A: Every now and then I listen to old radio shows. Sometimes they play the same theatre companies that I grew up with. I think that will come back now.

Q: Would you recognise a contemporary popsong, for example a song by Bon Jovi?

A: No, really, no.

Q: On your new record there is a song that lasts for over 16 minutes and is called "Highlands". It sounds as if it was improvised. How well do you prepare yourself before you enter the studio?

A: I haven't recorded a song like "Highlands" in a long time. I wouldn't say "Highlands" is improvised, but while playing many ideas were connected in a different way than they were written down. Actually it's just a simple blues which can go either this way or that way.

Q: In these cases, don't you wish sometimes you could work again with writer and musician Sam Shepard, who helped you writing songs in the eighties?

A: Well, in the course life you find yourself with different people in different rooms. Working with Sam was not necessarily easier, but it was certainly less meaningless. In every case writing a song is done faster when you got someone like Sam and are not on your own.

Q: It seems, though, that you and Sam would not be able to work it out these days.

A: Sam does his thing, I do mine. He is a writer and I am on the road. It's not that we see each other a lot. Part III

Q: What does the blues mean to you?

A: The blues? An extremely simple and open form by which you can say anything; also, what's being said comes out the way you meant it. But the blues has become rare. I don't even know if people know what to do with it in this world which has become a rat race. The blues stems from the coutryside, from the cotton fields in the south. And they dragged it to the big cities and charged it with electricity. Today this has turned into electronics. One does not perceive that out there there is a person that breathes or that there is still a heart out there. And the more people get away from this, the less they are connected with what I call the blues. Like I said, the blues is simple and it comes from the countryside just like country music.

Q: You were raised in the North of the USA, in Minnesota to be precise. How did you get in touch with the blues?

A: When I was young, America was connected above all by means of the radio. The radio was the most important. You had stations who could play whatever they wanted. And all of this was broadcast over thousands of miles. Take Jimmy Hendrix, he grew up in Seatlle. The radio connected us all. I don't know when they started to play all that pap, I only know that radio today is different. Someone like the singer Johnny Ray, who was kind of a leper back then, he wouldn't stand a chance today. Johnny Ray had a whole different kind of dynamic, he had heart and soul and he really wanted us to feel something when he sang.

Q: When did you decide that you - the white, Jewish son of a hardware store owner in a northern state of the USA - that you could also play music that made people feel things?

A: My memory does not go that way back or I can't remember ever doing anything else than sing, for that matter.
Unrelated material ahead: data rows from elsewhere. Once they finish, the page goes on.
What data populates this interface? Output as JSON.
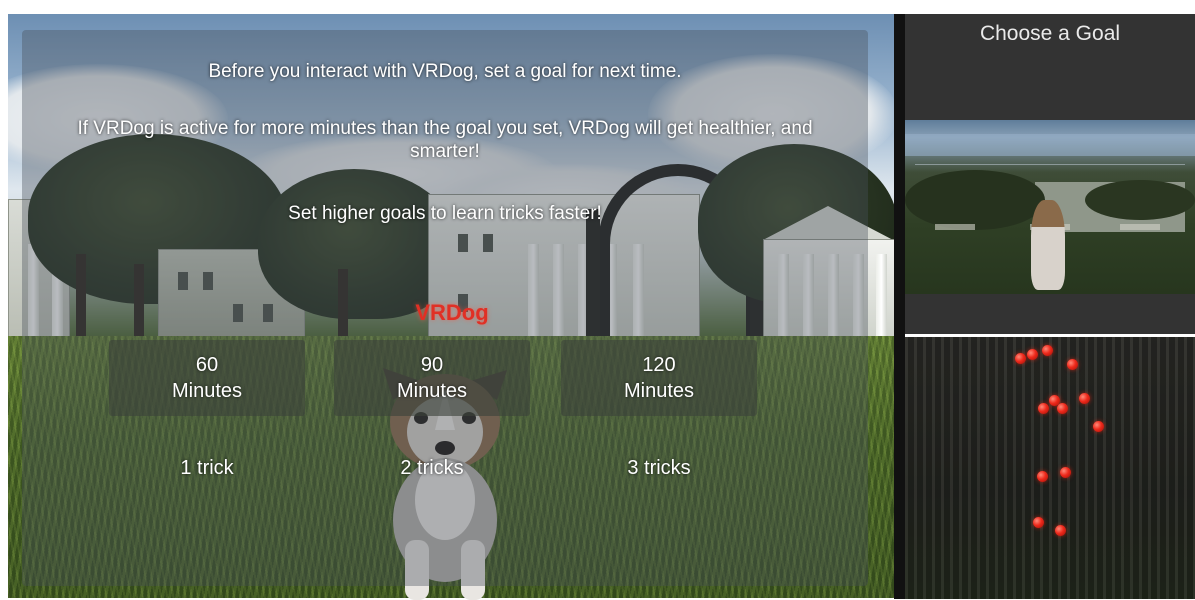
{
  "preview": {
    "title": "Choose a Goal"
  },
  "goal_panel": {
    "instruction_1": "Before you interact with VRDog, set a goal for next time.",
    "instruction_2": "If VRDog is active for more minutes than the goal you set, VRDog will get healthier, and smarter!",
    "instruction_3": "Set higher goals to learn tricks faster!",
    "dog_label": "VRDog",
    "options": [
      {
        "minutes": "60",
        "unit": "Minutes",
        "reward": "1 trick"
      },
      {
        "minutes": "90",
        "unit": "Minutes",
        "reward": "2 tricks"
      },
      {
        "minutes": "120",
        "unit": "Minutes",
        "reward": "3 tricks"
      }
    ]
  },
  "colors": {
    "dog_label": "#e03025",
    "berry": "#ef2a1c",
    "panel_bg": "#333333"
  }
}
But if somebody back then had an influence on me it must have been the folksinger Woody Guthrie - without really wanting to be influenced.
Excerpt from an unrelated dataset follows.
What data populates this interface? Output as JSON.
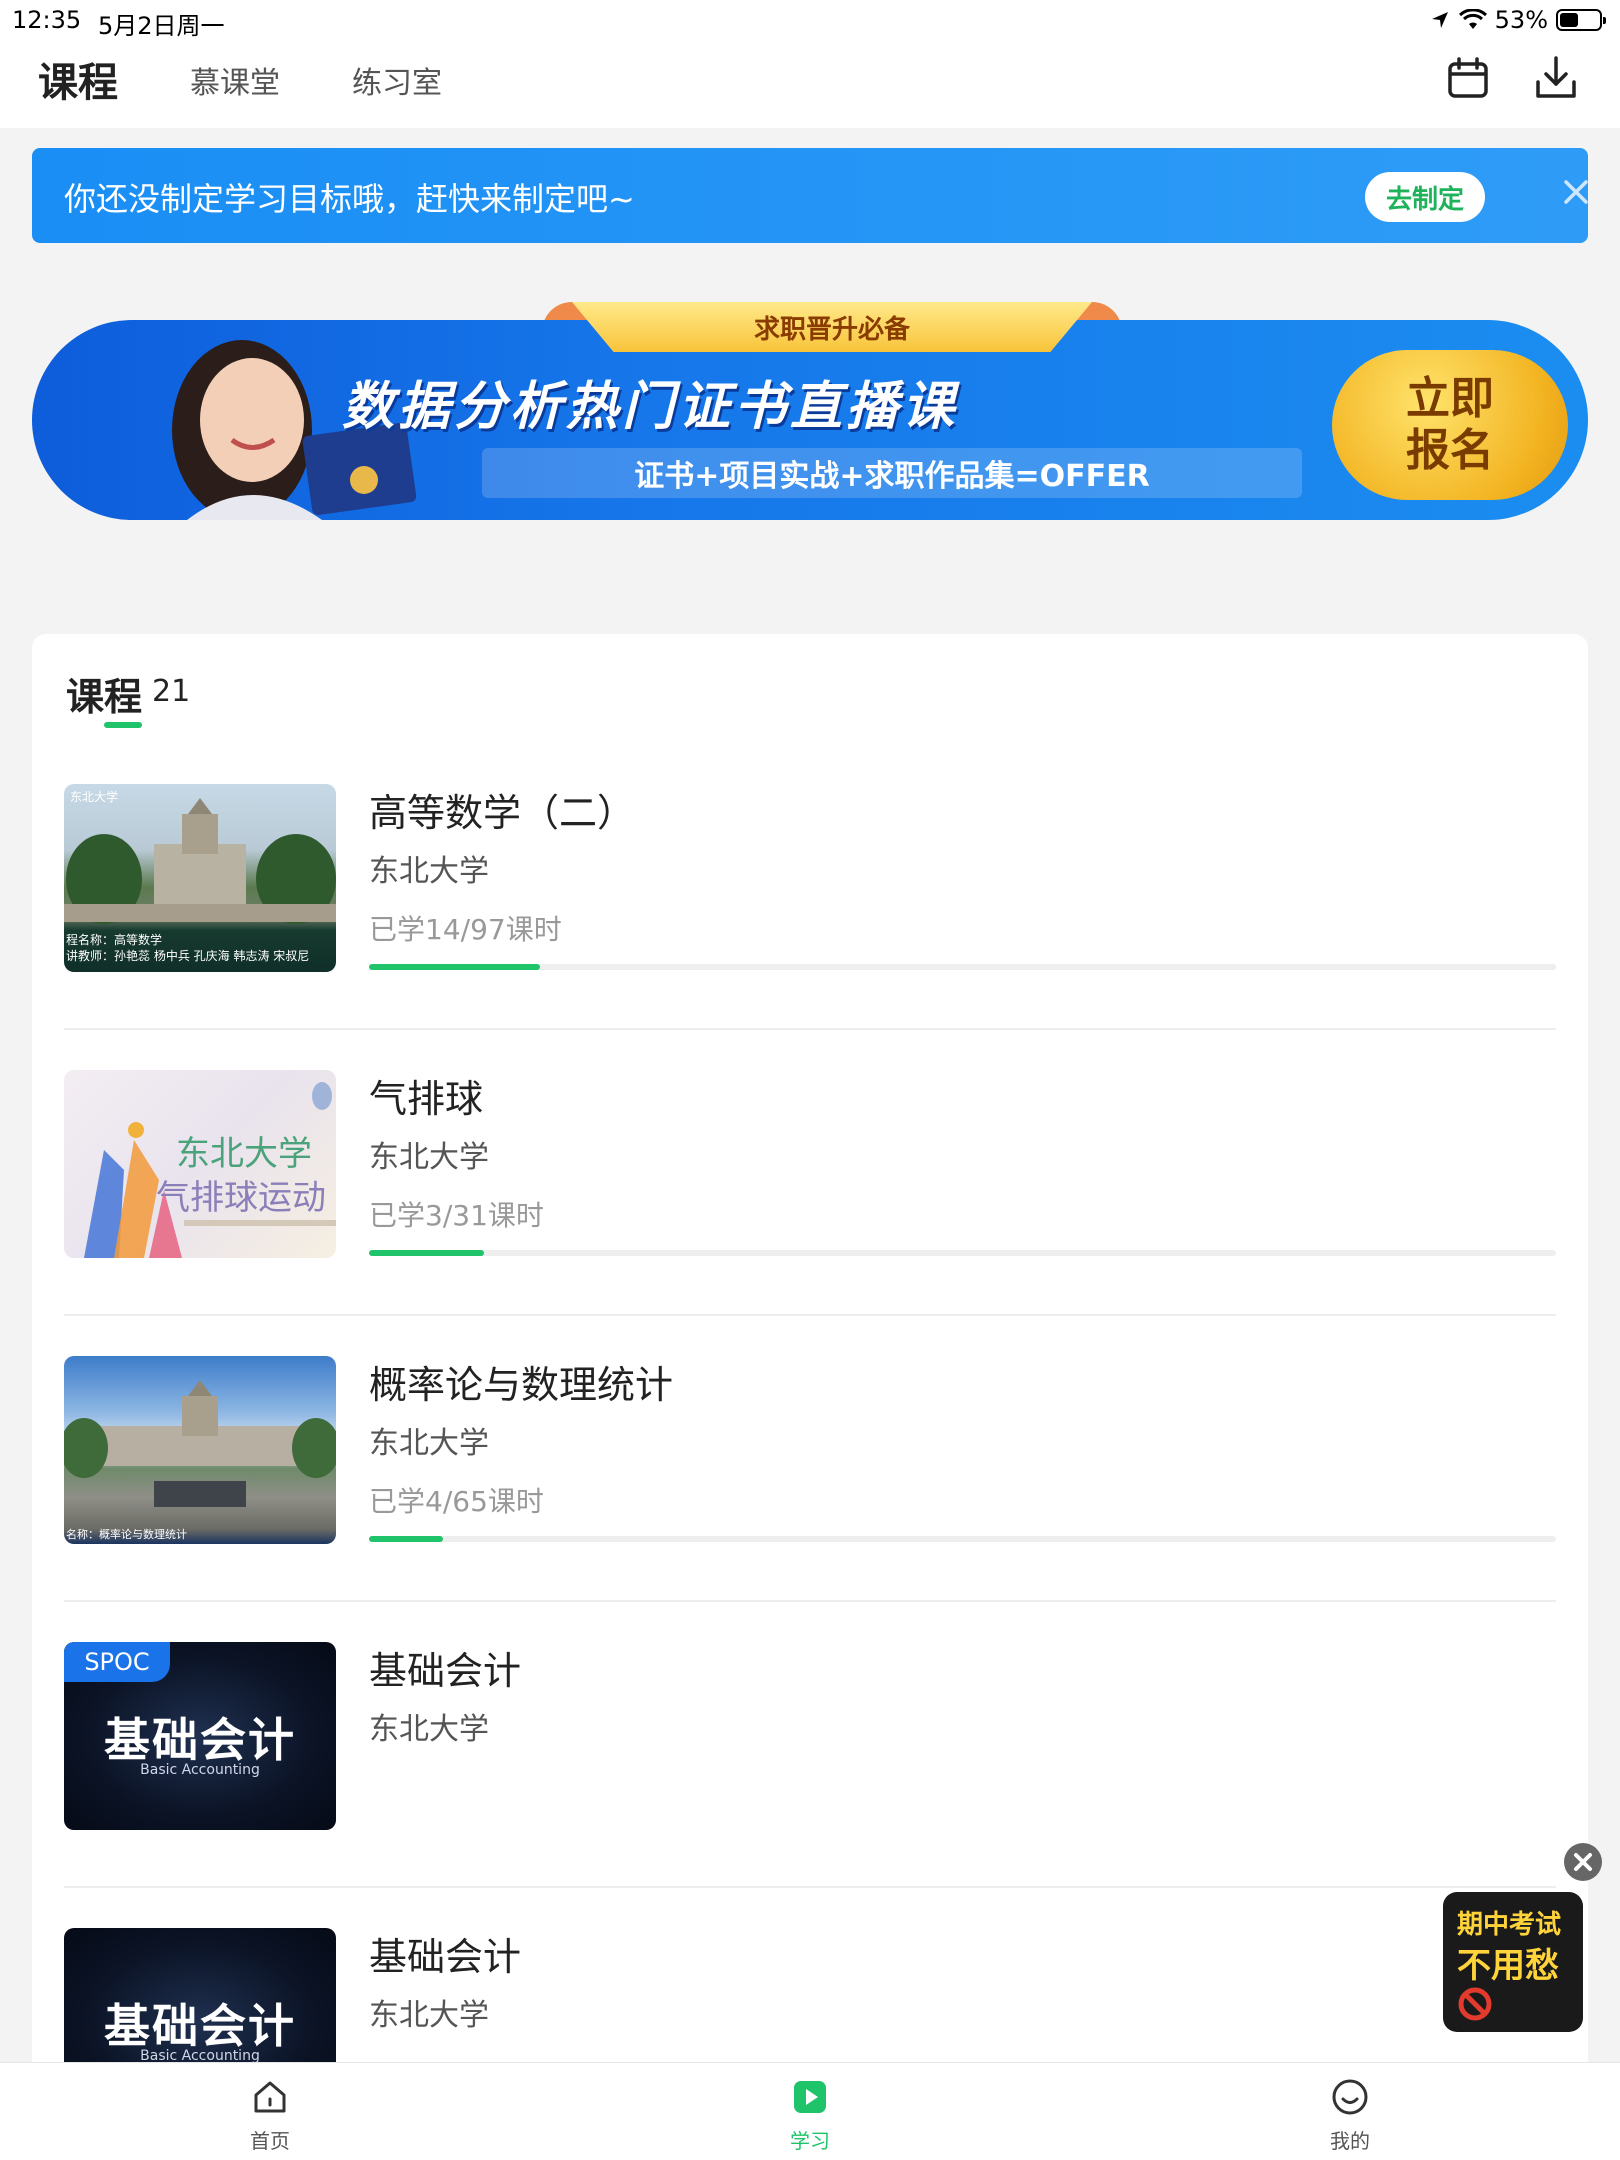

Q: What did strike you especially in Woody Guthrie?

A: He worked extremely hard and wrote very much and writing was easy for him. He probably didn't have time at all to think about a song very long: being a socialist he wanted to bring the news very quick to the people. In those times, whenever a mine collapsed, songs were written about it instantly. But since we have television people all over the world know what has happened in an instant.

Q: Do you listen to your old songs when your at home?

A: I never listen to my old stuff. I don't want to be reminded of my self or be an influence on my self. I want to go on, always go on...

Q: ... to the old music?

A: There's nothing better.

Q: The times they are a-changin' ...

A: ... but way back.

Q:Last year you sold your protest song "The times they are a-changin'" to the Bank of Montreal, who used it in a commercial. Do you regret this?

A: Not at all.

Q:It is said, you play golf now. What's your handicap?

A: 17 - I hit as if it were a baseball bat.